連絡通路を渡り目的のホームへ向かう途中、隅に備えられた

ベンチにあの豊川悦司(以下、豊川)と田中麗奈(以下、田中)が
並んで座っているのを発見。二人は非常に親密な様子で、
周囲の目を気にすることもなく昼間からベタベタしていた。


何を思ったか俺はそのベンチに二人分ほど距離をとって座る。
田中はプライベートではタバコを吸うらしい。軽いショックだ。
ネットの接続がうまくいかないとかで、今から飛行機に乗って
家に来いなどと豊川に無茶を言っている。
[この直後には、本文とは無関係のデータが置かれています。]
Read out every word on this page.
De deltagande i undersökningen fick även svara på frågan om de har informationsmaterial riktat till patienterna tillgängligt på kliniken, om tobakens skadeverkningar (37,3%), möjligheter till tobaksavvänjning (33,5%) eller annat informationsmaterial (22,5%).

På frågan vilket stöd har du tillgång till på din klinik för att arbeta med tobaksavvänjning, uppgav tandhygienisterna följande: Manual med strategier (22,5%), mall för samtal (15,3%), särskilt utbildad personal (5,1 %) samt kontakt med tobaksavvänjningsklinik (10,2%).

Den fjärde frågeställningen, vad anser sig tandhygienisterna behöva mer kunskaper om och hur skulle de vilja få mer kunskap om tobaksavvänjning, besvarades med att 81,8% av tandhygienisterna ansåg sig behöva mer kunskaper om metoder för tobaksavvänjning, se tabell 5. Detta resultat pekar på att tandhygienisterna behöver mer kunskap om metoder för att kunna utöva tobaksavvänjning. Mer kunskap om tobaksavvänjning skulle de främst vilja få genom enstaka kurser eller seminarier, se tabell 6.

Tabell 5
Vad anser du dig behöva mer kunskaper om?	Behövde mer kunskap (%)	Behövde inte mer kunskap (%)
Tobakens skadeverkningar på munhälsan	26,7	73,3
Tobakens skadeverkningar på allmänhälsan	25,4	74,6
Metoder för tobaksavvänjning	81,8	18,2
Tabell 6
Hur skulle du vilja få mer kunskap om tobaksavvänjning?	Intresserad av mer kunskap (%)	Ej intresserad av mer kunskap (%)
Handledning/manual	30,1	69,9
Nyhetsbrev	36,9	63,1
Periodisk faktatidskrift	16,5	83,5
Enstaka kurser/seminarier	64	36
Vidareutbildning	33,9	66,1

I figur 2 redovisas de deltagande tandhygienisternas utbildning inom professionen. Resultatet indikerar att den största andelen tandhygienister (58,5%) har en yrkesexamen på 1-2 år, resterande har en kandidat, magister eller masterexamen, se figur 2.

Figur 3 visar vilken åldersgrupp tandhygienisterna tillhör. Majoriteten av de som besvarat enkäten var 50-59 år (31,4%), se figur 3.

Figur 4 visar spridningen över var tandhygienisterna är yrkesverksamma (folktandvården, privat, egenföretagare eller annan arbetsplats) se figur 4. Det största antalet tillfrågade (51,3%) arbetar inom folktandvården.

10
遠恋か?
田中の猛攻を豊川はのらりくらりと受け流すのみ。


そうこうしている内に電車が到着、二人ともども乗車する。
幸いにして二人との位置関係は先ほどとほぼ変わらず。
ほどなく豊川は席を立ち、車両内をふらふらしはじめた。
俺はPSPを取り出し、二人に気付かれぬよう
今起こっているスクープを大雑把に書き留めていく。


するとその視界を遮るような形で田中の手が目の前に伸びてきた。
田中を見ると、手だけこちらに向けたまま車掌と何か話をしている。
差し出した手には口の開いたフリスクの箱が握られていた。
お隣さんにおすそ分けということらしい。遠慮なくいただいた。


フリスクが効いたのか、ここで目が覚めた。


そうだよ。PSPにメモ機能なんてないんだよ。